American footwear retailer DSW posts wider-than-expected Q4 loss
25 Mar 2009
American footwear retailer DSW Inc posted a wider-than-expected quarterly loss, hurt in part by higher costs, and said it would not provide an annual earnings outlook given the uncertainty in the US economy. Shoppers cutting back in spending to concentrate on staples, or look for deep discounts when they buy non-essentials, have hurt shoe and apparel companies.
The Columbus-based retailer told investors it lost $7.52 million, or 17 cents a share, in the quarter ended 31 January. That compares with profit of $1.08 million, or 2 cents a share, a year ago. Fourth-quarter results include an investment-related impairment charge totaling $1.13 million. Analysts were expecting a loss of 12 cents a share, before special items, on revenue of $349.3 million.

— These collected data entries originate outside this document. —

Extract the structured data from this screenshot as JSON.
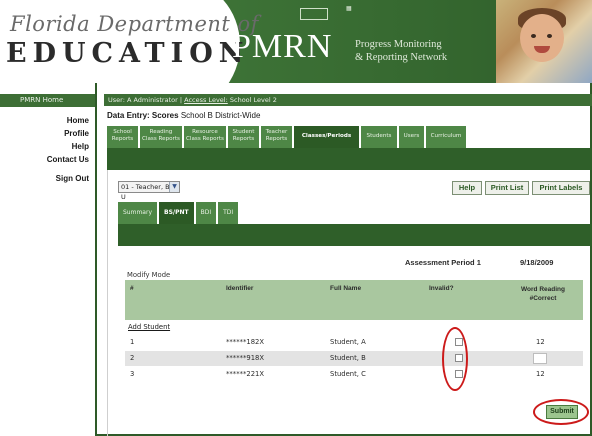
{
  "header": {
    "logo_top": "Florida Department of",
    "logo_bottom": "EDUCATION",
    "app_name": "PMRN",
    "tagline_line1": "Progress Monitoring",
    "tagline_line2": "& Reporting Network"
  },
  "sidebar": {
    "home_tab": "PMRN Home",
    "items": [
      {
        "label": "Home"
      },
      {
        "label": "Profile"
      },
      {
        "label": "Help"
      },
      {
        "label": "Contact Us"
      },
      {
        "label": "Sign Out"
      }
    ]
  },
  "userbar": {
    "user": "User: A Administrator |",
    "access_link": "Access Level:",
    "access_value": "School Level 2"
  },
  "page": {
    "title_bold": "Data Entry: Scores",
    "title_rest": "School B District-Wide"
  },
  "tabs": [
    {
      "label": "School Reports",
      "active": false
    },
    {
      "label": "Reading Class Reports",
      "active": false
    },
    {
      "label": "Resource Class Reports",
      "active": false
    },
    {
      "label": "Student Reports",
      "active": false
    },
    {
      "label": "Teacher Reports",
      "active": false
    },
    {
      "label": "Classes/Periods",
      "active": true
    },
    {
      "label": "Students",
      "active": false
    },
    {
      "label": "Users",
      "active": false
    },
    {
      "label": "Curriculum",
      "active": false
    }
  ],
  "class_select": {
    "value": "01 - Teacher, B - U"
  },
  "buttons": {
    "help": "Help",
    "print_list": "Print List",
    "print_labels": "Print Labels",
    "submit": "Submit"
  },
  "subtabs": [
    {
      "label": "Summary",
      "active": false
    },
    {
      "label": "BS/PNT",
      "active": true
    },
    {
      "label": "BDI",
      "active": false
    },
    {
      "label": "TDI",
      "active": false
    }
  ],
  "assessment": {
    "period_label": "Assessment Period 1",
    "date": "9/18/2009"
  },
  "table": {
    "mode": "Modify Mode",
    "headers": {
      "num": "#",
      "identifier": "Identifier",
      "full_name": "Full Name",
      "invalid": "Invalid?",
      "word_reading": "Word Reading #Correct"
    },
    "add_student": "Add Student",
    "rows": [
      {
        "num": "1",
        "identifier": "******182X",
        "full_name": "Student, A",
        "invalid": false,
        "word_reading": "12"
      },
      {
        "num": "2",
        "identifier": "******918X",
        "full_name": "Student, B",
        "invalid": false,
        "word_reading": ""
      },
      {
        "num": "3",
        "identifier": "******221X",
        "full_name": "Student, C",
        "invalid": false,
        "word_reading": "12"
      }
    ]
  },
  "colors": {
    "brand_green": "#3d6e35",
    "dark_green": "#2f5f29",
    "header_row": "#a9c79f",
    "highlight_red": "#cc1a1a"
  }
}
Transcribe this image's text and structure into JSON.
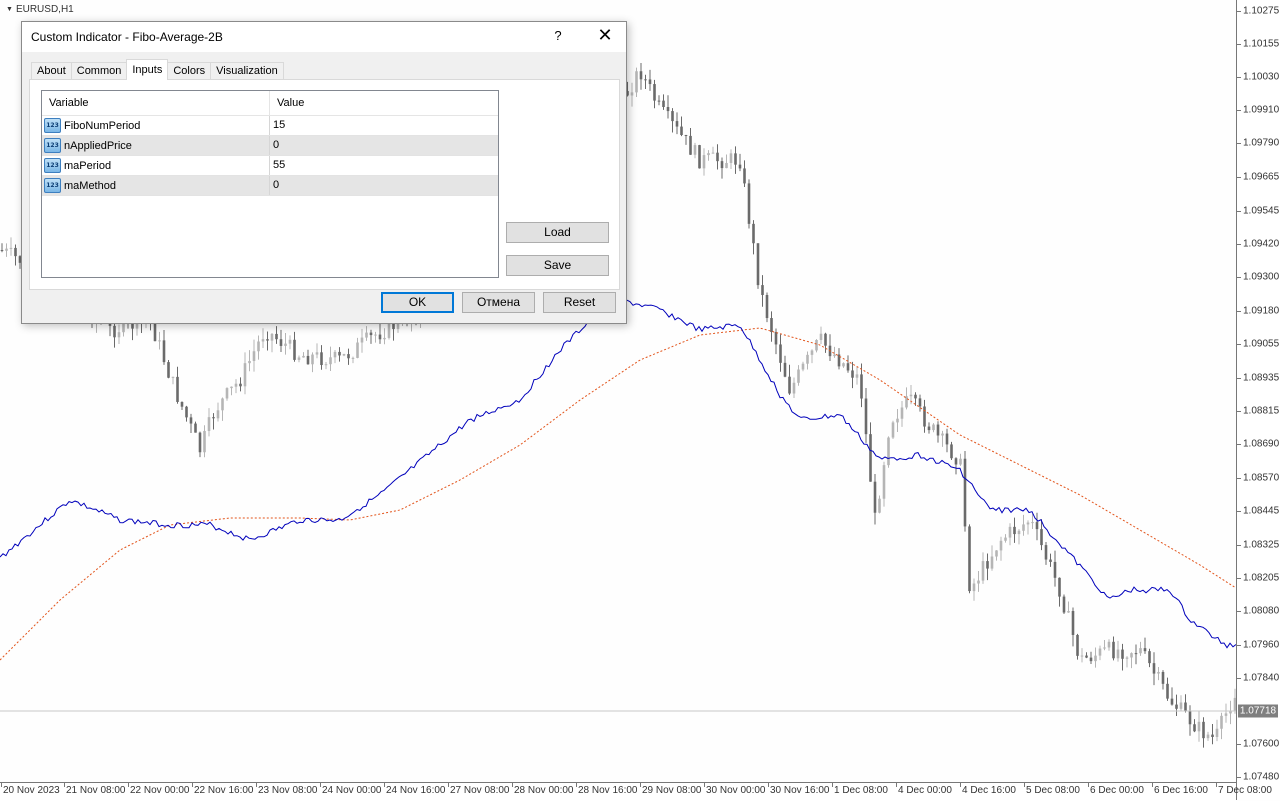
{
  "chart": {
    "symbol": "EURUSD,H1",
    "colors": {
      "fibo_line": "#0000bb",
      "ma_line": "#e2541b",
      "bull": "#b5b5b5",
      "bear": "#6a6a6a"
    },
    "price_labels": [
      "1.10275",
      "1.10155",
      "1.10030",
      "1.09910",
      "1.09790",
      "1.09665",
      "1.09545",
      "1.09420",
      "1.09300",
      "1.09180",
      "1.09055",
      "1.08935",
      "1.08815",
      "1.08690",
      "1.08570",
      "1.08445",
      "1.08325",
      "1.08205",
      "1.08080",
      "1.07960",
      "1.07840",
      "1.07600",
      "1.07480"
    ],
    "current_price": "1.07718",
    "time_labels": [
      "20 Nov 2023",
      "21 Nov 08:00",
      "22 Nov 00:00",
      "22 Nov 16:00",
      "23 Nov 08:00",
      "24 Nov 00:00",
      "24 Nov 16:00",
      "27 Nov 08:00",
      "28 Nov 00:00",
      "28 Nov 16:00",
      "29 Nov 08:00",
      "30 Nov 00:00",
      "30 Nov 16:00",
      "1 Dec 08:00",
      "4 Dec 00:00",
      "4 Dec 16:00",
      "5 Dec 08:00",
      "6 Dec 00:00",
      "6 Dec 16:00",
      "7 Dec 08:00"
    ]
  },
  "dialog": {
    "title": "Custom Indicator - Fibo-Average-2B",
    "help": "?",
    "close": "✕",
    "tabs": [
      "About",
      "Common",
      "Inputs",
      "Colors",
      "Visualization"
    ],
    "active_tab": "Inputs",
    "table": {
      "headers": {
        "variable": "Variable",
        "value": "Value"
      },
      "icon_text": "123",
      "rows": [
        {
          "name": "FiboNumPeriod",
          "value": "15"
        },
        {
          "name": "nAppliedPrice",
          "value": "0"
        },
        {
          "name": "maPeriod",
          "value": "55"
        },
        {
          "name": "maMethod",
          "value": "0"
        }
      ]
    },
    "buttons": {
      "load": "Load",
      "save": "Save",
      "ok": "OK",
      "cancel": "Отмена",
      "reset": "Reset"
    }
  }
}
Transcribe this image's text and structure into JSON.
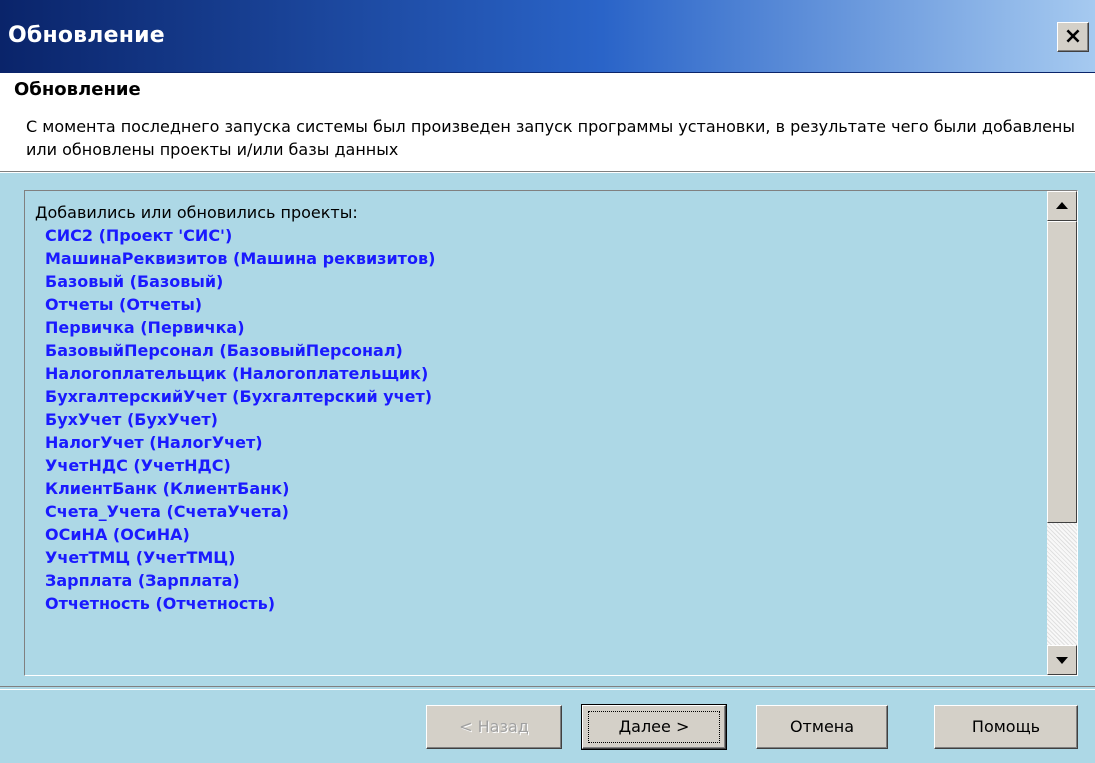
{
  "window": {
    "title": "Обновление",
    "close_label": "×"
  },
  "header": {
    "title": "Обновление",
    "description": "С момента последнего запуска системы был произведен запуск программы установки, в результате чего были добавлены или обновлены проекты и/или базы данных"
  },
  "list": {
    "header": "Добавились или обновились проекты:",
    "items": [
      "СИС2 (Проект 'СИС')",
      "МашинаРеквизитов (Машина реквизитов)",
      "Базовый (Базовый)",
      "Отчеты (Отчеты)",
      "Первичка (Первичка)",
      "БазовыйПерсонал (БазовыйПерсонал)",
      "Налогоплательщик (Налогоплательщик)",
      "БухгалтерскийУчет (Бухгалтерский учет)",
      "БухУчет (БухУчет)",
      "НалогУчет (НалогУчет)",
      "УчетНДС (УчетНДС)",
      "КлиентБанк (КлиентБанк)",
      "Счета_Учета (СчетаУчета)",
      "ОСиНА (ОСиНА)",
      "УчетТМЦ (УчетТМЦ)",
      "Зарплата (Зарплата)",
      "Отчетность (Отчетность)"
    ],
    "scroll_up_icon": "arrow-up-icon",
    "scroll_down_icon": "arrow-down-icon"
  },
  "buttons": {
    "back": "< Назад",
    "next": "Далее >",
    "cancel": "Отмена",
    "help": "Помощь"
  },
  "colors": {
    "title_bar_start": "#0a246a",
    "title_bar_end": "#a6caf0",
    "panel_bg": "#add8e6",
    "list_item_text": "#1a1aff"
  }
}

DSW's total fourth-quarter revenue grew 5 per cent to $348.2 million from $332.5 million, but sales at stores open at least a year fell 7.2 per cent from a year ago. Operating expenses also constituted a bigger part of the top line, jumping 16 per cent to $83.7 million.
The company's full-year profit fell 50 per cent to $26.9 million, or 61 cents a share, from $53.8 million, or $1.21 a share, in fiscal 2007. Revenue grew 3.5 per cent to $1.46 billion from $1.41 billion. Gross margin fell to 20.6 per cent from 21 per cent.
DSW sees the weakness continuing, projecting fiscal-year same-store sales to fall by the mid-single digits on a percentage basis. The company, which is nearly two-thirds owned by Retail Ventures Inc., declined to make other projections amid the economic uncertainty. At the same time, DSW plans to slash its capital spending 57 per cent to $31 million, opening just 10 new stores in the current year, compared with 41 last year.
DSW runs 300 stores in 37 states and operates an e-commerce site at dsw.com. DSW shares were down 5.6 per cent at $9.41 Wednesday on the New York Stock Exchange.